# Cub Cadet XT1



## Rjd192 (Oct 28, 2021)

Hey all I have a Cub Cadet XT1 that I am having issues with. The tractor starts up without issue runs smoothly. However after around 5 minutes of running it loses all power and propulsion. It will sit with the motor running while the transaxle will wine a bit. I changed out the drive belt with a new one. And I also used a pump to get the oil out of the transaxle which I replaced with 15W50. I'm pretty sure at this point the transaxle needs to be replaced but I don't want to purchase a new one because they seem to all be 600$ or more. I could swap it out for a used one but not many people are selling XT1 for parts. Does anyone know other mowers which use a compatible transaxle? Just don't know what I should do at this point because I can't use the mower until it's repaired and I don't want to buy a new mower.


----------



## BigT (Sep 15, 2014)

Hello Rjd192, welcome to the forum.

According to tractordata.com your transmission is a Tuff Torq K46. Should be readily available from a number of sources.


----------



## Bob Driver (Nov 1, 2017)

Rjd192 said:


> Hey all I have a Cub Cadet XT1 that I am having issues with. The tractor starts up without issue runs smoothly. However after around 5 minutes of running it loses all power and propulsion. It will sit with the motor running while the transaxle will wine a bit. I changed out the drive belt with a new one. And I also used a pump to get the oil out of the transaxle which I replaced with 15W50. I'm pretty sure at this point the transaxle needs to be replaced but I don't want to purchase a new one because they seem to all be 600$ or more. I could swap it out for a used one but not many people are selling XT1 for parts. Does anyone know other mowers which use a compatible transaxle? Just don't know what I should do at this point because I can't use the mower until it's repaired and I don't want to buy a new mower.

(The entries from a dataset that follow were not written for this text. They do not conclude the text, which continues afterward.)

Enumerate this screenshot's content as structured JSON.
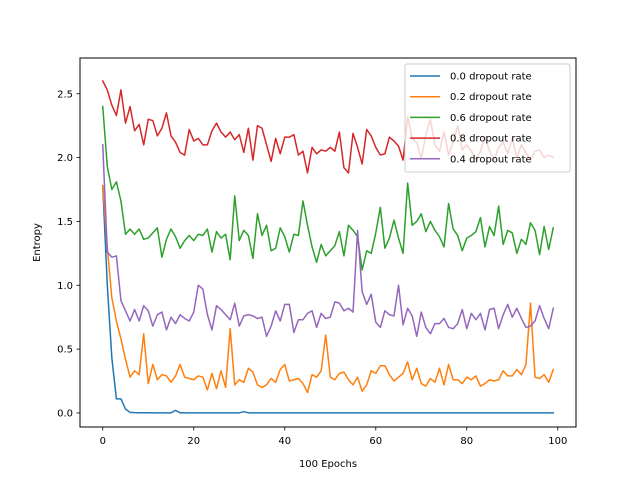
{
  "chart_data": {
    "type": "line",
    "title": "",
    "xlabel": "100 Epochs",
    "ylabel": "Entropy",
    "xlim": [
      -5,
      104
    ],
    "ylim": [
      -0.11,
      2.78
    ],
    "xticks": [
      0,
      20,
      40,
      60,
      80,
      100
    ],
    "yticks": [
      0.0,
      0.5,
      1.0,
      1.5,
      2.0,
      2.5
    ],
    "xtick_labels": [
      "0",
      "20",
      "40",
      "60",
      "80",
      "100"
    ],
    "ytick_labels": [
      "0.0",
      "0.5",
      "1.0",
      "1.5",
      "2.0",
      "2.5"
    ],
    "grid": false,
    "legend_position": "top-right",
    "series": [
      {
        "name": "0.0 dropout rate",
        "color": "#1f77b4",
        "values": [
          1.78,
          1.0,
          0.43,
          0.11,
          0.11,
          0.03,
          0.005,
          0.003,
          0.002,
          0.002,
          0.002,
          0.001,
          0.001,
          0.001,
          0.001,
          0.001,
          0.02,
          0.001,
          0.001,
          0.001,
          0.001,
          0.001,
          0.001,
          0.001,
          0.001,
          0.001,
          0.001,
          0.001,
          0.001,
          0.001,
          0.001,
          0.01,
          0.001,
          0.001,
          0.001,
          0.001,
          0.001,
          0.001,
          0.001,
          0.001,
          0.001,
          0.001,
          0.001,
          0.001,
          0.001,
          0.001,
          0.001,
          0.001,
          0.001,
          0.001,
          0.001,
          0.001,
          0.001,
          0.001,
          0.001,
          0.001,
          0.001,
          0.001,
          0.001,
          0.001,
          0.001,
          0.001,
          0.001,
          0.001,
          0.001,
          0.001,
          0.001,
          0.001,
          0.001,
          0.001,
          0.001,
          0.001,
          0.001,
          0.001,
          0.001,
          0.001,
          0.001,
          0.001,
          0.001,
          0.001,
          0.001,
          0.001,
          0.001,
          0.001,
          0.001,
          0.001,
          0.001,
          0.001,
          0.001,
          0.001,
          0.001,
          0.001,
          0.001,
          0.001,
          0.001,
          0.001,
          0.001,
          0.001,
          0.001,
          0.001
        ]
      },
      {
        "name": "0.2 dropout rate",
        "color": "#ff7f0e",
        "values": [
          1.78,
          1.3,
          0.9,
          0.72,
          0.58,
          0.42,
          0.28,
          0.33,
          0.3,
          0.62,
          0.23,
          0.38,
          0.26,
          0.3,
          0.29,
          0.24,
          0.29,
          0.38,
          0.28,
          0.27,
          0.26,
          0.29,
          0.28,
          0.18,
          0.31,
          0.19,
          0.33,
          0.2,
          0.66,
          0.22,
          0.26,
          0.24,
          0.35,
          0.32,
          0.22,
          0.2,
          0.22,
          0.27,
          0.24,
          0.34,
          0.38,
          0.25,
          0.26,
          0.27,
          0.23,
          0.16,
          0.3,
          0.28,
          0.33,
          0.61,
          0.28,
          0.26,
          0.31,
          0.32,
          0.26,
          0.22,
          0.28,
          0.17,
          0.22,
          0.33,
          0.31,
          0.37,
          0.37,
          0.3,
          0.25,
          0.28,
          0.31,
          0.4,
          0.26,
          0.35,
          0.23,
          0.21,
          0.27,
          0.24,
          0.35,
          0.22,
          0.38,
          0.26,
          0.26,
          0.23,
          0.28,
          0.26,
          0.29,
          0.21,
          0.23,
          0.26,
          0.25,
          0.26,
          0.33,
          0.29,
          0.29,
          0.34,
          0.3,
          0.38,
          0.86,
          0.28,
          0.27,
          0.3,
          0.24,
          0.34
        ]
      },
      {
        "name": "0.6 dropout rate",
        "color": "#2ca02c",
        "values": [
          2.4,
          1.93,
          1.75,
          1.81,
          1.66,
          1.4,
          1.44,
          1.4,
          1.44,
          1.36,
          1.37,
          1.41,
          1.45,
          1.22,
          1.36,
          1.44,
          1.38,
          1.29,
          1.35,
          1.39,
          1.35,
          1.4,
          1.39,
          1.44,
          1.26,
          1.42,
          1.37,
          1.4,
          1.2,
          1.7,
          1.35,
          1.43,
          1.39,
          1.21,
          1.56,
          1.39,
          1.47,
          1.27,
          1.29,
          1.45,
          1.38,
          1.26,
          1.4,
          1.39,
          1.66,
          1.47,
          1.3,
          1.18,
          1.32,
          1.23,
          1.27,
          1.31,
          1.42,
          1.23,
          1.47,
          1.43,
          1.38,
          1.12,
          1.27,
          1.25,
          1.41,
          1.61,
          1.29,
          1.37,
          1.51,
          1.37,
          1.25,
          1.8,
          1.47,
          1.5,
          1.56,
          1.42,
          1.5,
          1.43,
          1.38,
          1.3,
          1.64,
          1.44,
          1.39,
          1.27,
          1.37,
          1.39,
          1.42,
          1.53,
          1.3,
          1.46,
          1.39,
          1.62,
          1.32,
          1.43,
          1.41,
          1.25,
          1.36,
          1.32,
          1.49,
          1.43,
          1.24,
          1.46,
          1.28,
          1.45
        ]
      },
      {
        "name": "0.8 dropout rate",
        "color": "#d62728",
        "values": [
          2.6,
          2.53,
          2.41,
          2.33,
          2.53,
          2.27,
          2.4,
          2.21,
          2.26,
          2.1,
          2.3,
          2.29,
          2.17,
          2.23,
          2.35,
          2.17,
          2.12,
          2.04,
          2.02,
          2.22,
          2.13,
          2.15,
          2.1,
          2.1,
          2.21,
          2.27,
          2.2,
          2.16,
          2.2,
          2.14,
          2.18,
          2.04,
          2.23,
          1.98,
          2.25,
          2.23,
          2.1,
          1.97,
          2.15,
          2.03,
          2.16,
          2.16,
          2.18,
          2.02,
          2.05,
          1.88,
          2.08,
          2.03,
          2.06,
          2.05,
          2.08,
          2.05,
          2.2,
          1.92,
          1.88,
          2.19,
          2.08,
          1.95,
          2.22,
          2.17,
          2.08,
          2.02,
          2.03,
          2.16,
          2.13,
          2.09,
          1.98,
          2.32,
          2.15,
          2.12,
          1.99,
          2.18,
          2.3,
          2.1,
          2.05,
          2.2,
          2.02,
          2.12,
          2.25,
          2.06,
          2.1,
          2.05,
          1.98,
          2.05,
          2.16,
          2.05,
          1.98,
          2.08,
          2.12,
          2.03,
          2.15,
          2.0,
          2.1,
          2.04,
          1.98,
          2.05,
          2.06,
          2.0,
          2.02,
          2.0
        ]
      },
      {
        "name": "0.4 dropout rate",
        "color": "#9467bd",
        "values": [
          2.1,
          1.26,
          1.22,
          1.23,
          0.88,
          0.8,
          0.72,
          0.81,
          0.72,
          0.84,
          0.8,
          0.68,
          0.77,
          0.79,
          0.65,
          0.75,
          0.7,
          0.77,
          0.74,
          0.72,
          0.79,
          1.0,
          0.97,
          0.77,
          0.65,
          0.84,
          0.81,
          0.77,
          0.73,
          0.86,
          0.68,
          0.76,
          0.77,
          0.76,
          0.74,
          0.75,
          0.6,
          0.68,
          0.8,
          0.72,
          0.85,
          0.85,
          0.63,
          0.73,
          0.73,
          0.78,
          0.8,
          0.67,
          0.78,
          0.74,
          0.75,
          0.87,
          0.86,
          0.8,
          0.82,
          0.79,
          1.43,
          0.95,
          0.85,
          0.93,
          0.71,
          0.67,
          0.8,
          0.77,
          0.76,
          1.0,
          0.69,
          0.82,
          0.76,
          0.6,
          0.79,
          0.67,
          0.62,
          0.7,
          0.7,
          0.74,
          0.67,
          0.66,
          0.7,
          0.81,
          0.66,
          0.78,
          0.73,
          0.78,
          0.65,
          0.81,
          0.82,
          0.66,
          0.77,
          0.85,
          0.75,
          0.82,
          0.74,
          0.67,
          0.68,
          0.72,
          0.84,
          0.74,
          0.66,
          0.82
        ]
      }
    ]
  }
}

Complete K46 rebuild kits run about $350-$400 retail. They aren't that complicated that the average DIY can't tackle the job. So $400 and rebuild it over the weekend with your warranty, or $600 and ride on Tuff Torq's warranty for 24 months....... There are several different OEM's that use a K46, John Deere, Troy-Bilt, Husqvarna. It's probably the most common IHT(integrated hydrostatic transaxle) in use today on lawn equipment


----------